Alors que les investisseurs français se retrouvaient cette semaine à leur traditionnelle réunion lyonnaise, les marchés ont continué  le chemin, entamé depuis quelques semaines sur deux fronts contredisant chacun le consensus du début d’année qui commence bel et bien à se réorienter, par la force des choses :

  • D’un côté les taux longs et intermédiaires ont continué de grimper, le Bund 10 ans atteignant quasiment les 3%, cible que nous évoquions dans notre dernier hebdo mais que nous ne pensions pas atteindre si rapidement
  • De l’autre côté, les entreprises les plus endettées et les plus sujettes à des refinancements potentiellement coûteux continuent d’élaborer des solutions variées pour gérer leur échéancier ou leur endettement tandis que les bluechips bien notées, souvent moins agiles, émettent de nouvelles obligations.
    • Ainsi cette semaine, nous voyions Altice International, dont beaucoup affirmaient que les financements leur seraient pour le moment fermés, emprunter 500M€ par un prêt à une marge de 500 points de base, permettant de refinancer leur obligation 2025 ; alors qu’Altice France de son côté avancerait sur la cession d’une part de SFR. 
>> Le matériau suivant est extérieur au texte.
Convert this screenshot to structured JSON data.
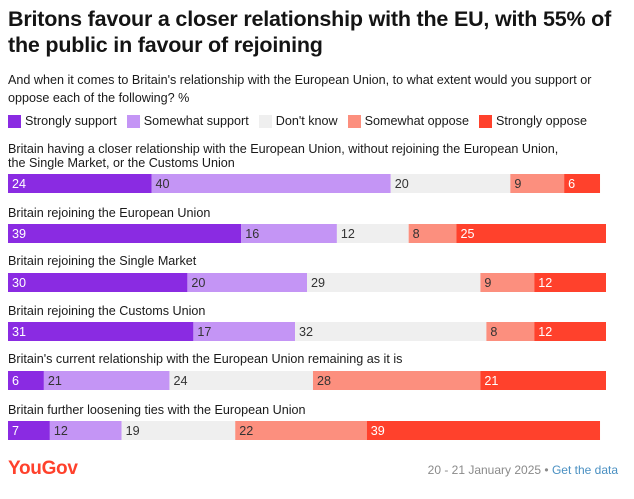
{
  "title": "Britons favour a closer relationship with the EU, with 55% of the public in favour of rejoining",
  "subtitle": "And when it comes to Britain's relationship with the European Union, to what extent would you support or oppose each of the following? %",
  "footer": {
    "logo": "YouGov",
    "date": "20 - 21 January 2025",
    "separator": "•",
    "link": "Get the data"
  },
  "colors": {
    "strongly_support": "#8a2be2",
    "somewhat_support": "#c495f5",
    "dont_know": "#efefef",
    "somewhat_oppose": "#fc8f7e",
    "strongly_oppose": "#ff412c",
    "logo": "#ff412c"
  },
  "chart_data": {
    "type": "bar",
    "orientation": "horizontal",
    "stacked": true,
    "xlim": [
      0,
      100
    ],
    "legend_position": "top",
    "categories": [
      "Britain having a closer relationship with the European Union, without rejoining the European Union, the Single Market, or the Customs Union",
      "Britain rejoining the European Union",
      "Britain rejoining the Single Market",
      "Britain rejoining the Customs Union",
      "Britain's current relationship with the European Union remaining as it is",
      "Britain further loosening ties with the European Union"
    ],
    "series": [
      {
        "name": "Strongly support",
        "key": "strongly_support",
        "values": [
          24,
          39,
          30,
          31,
          6,
          7
        ]
      },
      {
        "name": "Somewhat support",
        "key": "somewhat_support",
        "values": [
          40,
          16,
          20,
          17,
          21,
          12
        ]
      },
      {
        "name": "Don't know",
        "key": "dont_know",
        "values": [
          20,
          12,
          29,
          32,
          24,
          19
        ]
      },
      {
        "name": "Somewhat oppose",
        "key": "somewhat_oppose",
        "values": [
          9,
          8,
          9,
          8,
          28,
          22
        ]
      },
      {
        "name": "Strongly oppose",
        "key": "strongly_oppose",
        "values": [
          6,
          25,
          12,
          12,
          21,
          39
        ]
      }
    ]
  }
}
    • Birkenstock, notée entre B et BB, prépare une IPO de près de 10 milliards de dollars, montant qui permettrait de rembourser aisément une dette d’un peu plus d’un milliard de dollars répartie sur un prêt et une obligation.
    • Paprec, à la faveur d’une politique financière plus prudente, a vu son rating passer de BB- à BB et sa capacité à venir de financement s’améliorer, compensant précisément l’augmentation des taux par une amélioration relativement rapide de son crédit puisque l’entreprise était encore simple B en 2018 lorsque les taux étaient très bas, et a gagné un cran de notation chaque année depuis. Dans les conditions actuelles, l’écart entre un simple B et un double B peut atteindre 200 à 300 points de base sur 5 ans, économie que pourra donc réaliser Paprec en cas de refinancement.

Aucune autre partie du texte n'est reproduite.